コロナ禍だからこそ国民医療を支える診療報酬の大幅引き上げと患者窓口負担引き下げを
−診療報酬マイナス改定に断固抗議する−

 厚生労働省は昨年12月22日、2022年度の診療報酬改定について、本体プラス0.43%、薬価マイナス1.35%、材料価格マイナス0.02%、全体でマイナス0.94%とすることを決めた。社会保障費の抑制路線のもと、安倍政権以降、5回連続のマイナス改定となる。
 診療報酬は、医療機関を経済的に支えて地域医療提供体制の持続可能性を高めるための原資であり、国民が公的医療保険で受けられる医療の質と範囲、量を規定するものである。
 今回の改定では、本体改定率がコロナ禍以前の2020年度の改定率プラス0.55%よりも低い上、すでに実施された感染防止対策に係る外来特例廃止やPCR検査等の評価引き下げに加え、小児の感染防止対策に係る特例(医科)の廃止が盛り込まれた。これでは、コロナ禍で困難を極める医療機関の経営回復は困難であり、地域における医療提供体制をさらに脆弱にする。

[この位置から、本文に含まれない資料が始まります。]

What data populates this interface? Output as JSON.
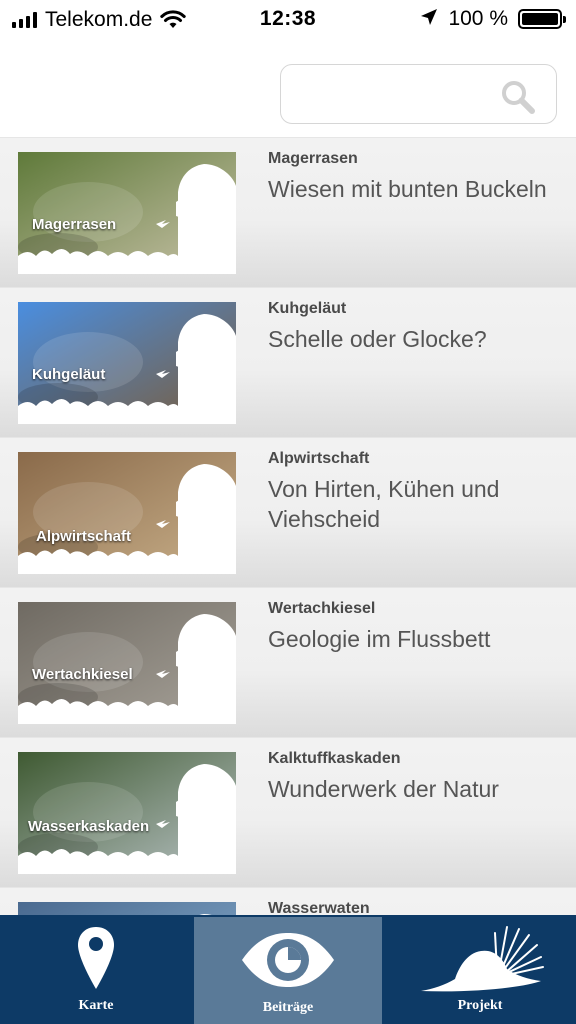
{
  "status_bar": {
    "carrier": "Telekom.de",
    "time": "12:38",
    "battery_percent": "100 %",
    "battery_level": 1.0,
    "icons": [
      "signal-icon",
      "wifi-icon",
      "location-arrow-icon",
      "battery-icon"
    ]
  },
  "search": {
    "value": "",
    "placeholder": "",
    "icon": "search-icon"
  },
  "items": [
    {
      "thumb_label": "Magerrasen",
      "category": "Magerrasen",
      "title": "Wiesen mit bunten Buckeln",
      "colors": [
        "#5f7a3a",
        "#c8c2a8"
      ]
    },
    {
      "thumb_label": "Kuhgeläut",
      "category": "Kuhgeläut",
      "title": "Schelle oder Glocke?",
      "colors": [
        "#4a8ee0",
        "#7a5c3a"
      ]
    },
    {
      "thumb_label": "Alpwirtschaft",
      "category": "Alpwirtschaft",
      "title": "Von Hirten, Kühen und Viehscheid",
      "colors": [
        "#8a6a4a",
        "#c9b08a"
      ]
    },
    {
      "thumb_label": "Wertachkiesel",
      "category": "Wertachkiesel",
      "title": "Geologie im Flussbett",
      "colors": [
        "#6f6a62",
        "#a8a39a"
      ]
    },
    {
      "thumb_label": "Wasserkaskaden",
      "category": "Kalktuffkaskaden",
      "title": "Wunderwerk der Natur",
      "colors": [
        "#3f5a32",
        "#b8c2c4"
      ]
    },
    {
      "thumb_label": "",
      "category": "Wasserwaten",
      "title": "",
      "colors": [
        "#4a6a90",
        "#8ab0d0"
      ]
    }
  ],
  "tabs": [
    {
      "label": "Karte",
      "icon": "map-pin-icon",
      "active": false
    },
    {
      "label": "Beiträge",
      "icon": "eye-icon",
      "active": true
    },
    {
      "label": "Projekt",
      "icon": "hat-icon",
      "active": false
    }
  ]
}
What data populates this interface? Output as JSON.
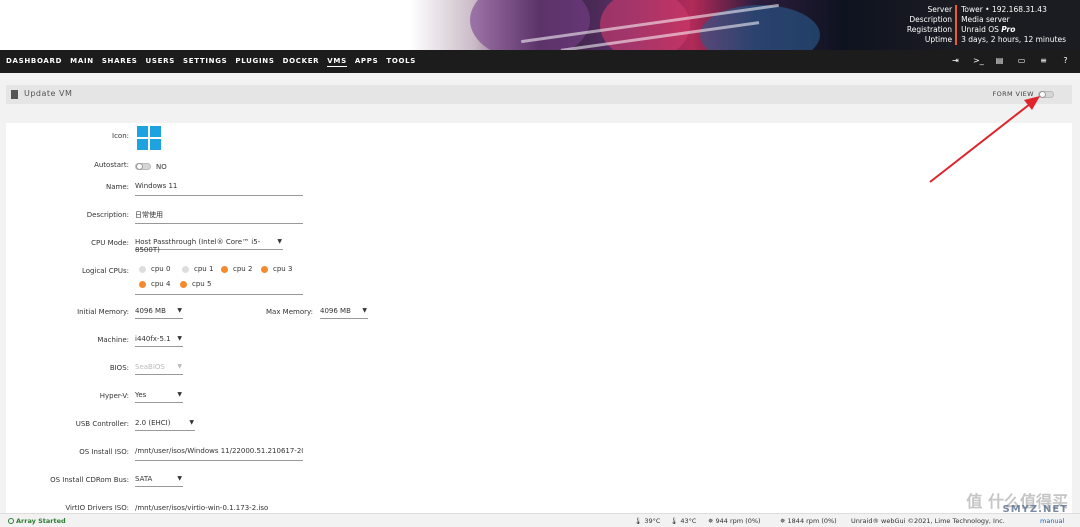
{
  "server_info": {
    "keys": [
      "Server",
      "Description",
      "Registration",
      "Uptime"
    ],
    "server": "Tower • 192.168.31.43",
    "description": "Media server",
    "registration_prefix": "Unraid OS ",
    "registration_tier": "Pro",
    "uptime": "3 days, 2 hours, 12 minutes"
  },
  "nav": {
    "items": [
      "DASHBOARD",
      "MAIN",
      "SHARES",
      "USERS",
      "SETTINGS",
      "PLUGINS",
      "DOCKER",
      "VMS",
      "APPS",
      "TOOLS"
    ],
    "active": "VMS",
    "icons": [
      "logout-icon",
      "terminal-icon",
      "feedback-icon",
      "display-icon",
      "log-icon",
      "help-icon"
    ]
  },
  "titlebar": {
    "title": "Update VM",
    "form_view_label": "FORM VIEW"
  },
  "form": {
    "icon_label": "Icon:",
    "autostart_label": "Autostart:",
    "autostart_value": "NO",
    "name_label": "Name:",
    "name_value": "Windows 11",
    "description_label": "Description:",
    "description_value": "日常使用",
    "cpu_mode_label": "CPU Mode:",
    "cpu_mode_value": "Host Passthrough (Intel® Core™ i5-8500T)",
    "logical_cpus_label": "Logical CPUs:",
    "cpus": [
      {
        "name": "cpu 0",
        "selected": false
      },
      {
        "name": "cpu 1",
        "selected": false
      },
      {
        "name": "cpu 2",
        "selected": true
      },
      {
        "name": "cpu 3",
        "selected": true
      },
      {
        "name": "cpu 4",
        "selected": true
      },
      {
        "name": "cpu 5",
        "selected": true
      }
    ],
    "initial_memory_label": "Initial Memory:",
    "initial_memory_value": "4096 MB",
    "max_memory_label": "Max Memory:",
    "max_memory_value": "4096 MB",
    "machine_label": "Machine:",
    "machine_value": "i440fx-5.1",
    "bios_label": "BIOS:",
    "bios_value": "SeaBIOS",
    "hyperv_label": "Hyper-V:",
    "hyperv_value": "Yes",
    "usb_label": "USB Controller:",
    "usb_value": "2.0 (EHCI)",
    "os_iso_label": "OS Install ISO:",
    "os_iso_value": "/mnt/user/isos/Windows 11/22000.51.210617-20",
    "cdrom_bus_label": "OS Install CDRom Bus:",
    "cdrom_bus_value": "SATA",
    "virtio_label": "VirtIO Drivers ISO:",
    "virtio_value": "/mnt/user/isos/virtio-win-0.1.173-2.iso"
  },
  "status": {
    "array": "Array Started",
    "cpu_temp": "39°C",
    "mb_temp": "43°C",
    "fan1": "944 rpm (0%)",
    "fan2": "1844 rpm (0%)",
    "footer": "Unraid® webGui ©2021, Lime Technology, Inc.",
    "manual": "manual"
  },
  "watermark": {
    "line1": "值 什么值得买",
    "line2": "SMYZ.NET"
  },
  "colors": {
    "nav_bg": "#1c1c1c",
    "accent_orange": "#f5892e",
    "windows_blue": "#1fa3e0",
    "arrow_red": "#e0242b",
    "array_green": "#2e7d32"
  }
}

 今回の改定では「リフィル処方箋」の導入が盛り込まれたが、これは、慢性疾患患者から定期的な受診機会を奪うもので、医師が症状の変化に適した処方をできなくなる恐れがある。政府は今年10月から後期高齢者の医療費窓口負担を引き上げるとしており、経済的事情から一層の受診抑制が起こることは明白である。すでにコロナ禍とそれに伴う貧困や格差の拡大による受診控えが生じている中でのこれらの政策は、患者・国民の必要な受診を一層抑制し、心身状態の悪化や疾病の重症化をもたらし、命と健康を脅かすもので、医師・歯科医師として到底認めることはできない。
 今次改定では、薬価・材料の引き下げ財源の診療報酬本体への振替が行われなかった。2014年から5回連続である。しかし、この振替措置は、1972年の中医協建議以来、厚生(労働)大臣や首相が公式に合意し、医療制度の改善のために尊重してきたものである。高薬価が社会的な問題になっている中、この財源こそ活用し、診療報酬本体に振り向けるべきである。
 今回の診療報酬マイナス改定は、岸田文雄首相が掲げる「新しい資本主義」が聞き心地のいい政治的スローガンに過ぎず、岸田自公政権の内実は医療費をはじめとする社会保障費を抑制し国民生活に困窮をもたらす一方で、防衛予算をはじめ日米大企業へは莫大な利益供与を続ける安倍・菅自公政権の延長でしかないことを明らかにした。
 新型コロナ禍にあって、世界中で効率至上主義や市場原理主義の弊害が指摘されている。今こそ、新型コロナ禍にあっても利益を溜め込む大企業や資産をさらに増やす富裕層に応分の負担を求めて財源を確保し、医療をはじめとする社会的共通資本を国の責任で支え、国民生活を豊かにする政治への転換を行うべきである。
 診療報酬を大幅に引き上げ、公益医療を提供する医療機関の運営を安定させることこそ、いま求められているコロナ対策であり、国民が安心して医療を受けられることにつながる確かな道である。私たちはマイナス改定に抗議し、診療報酬大幅引き上げと患者窓口負担の引き下げを求める。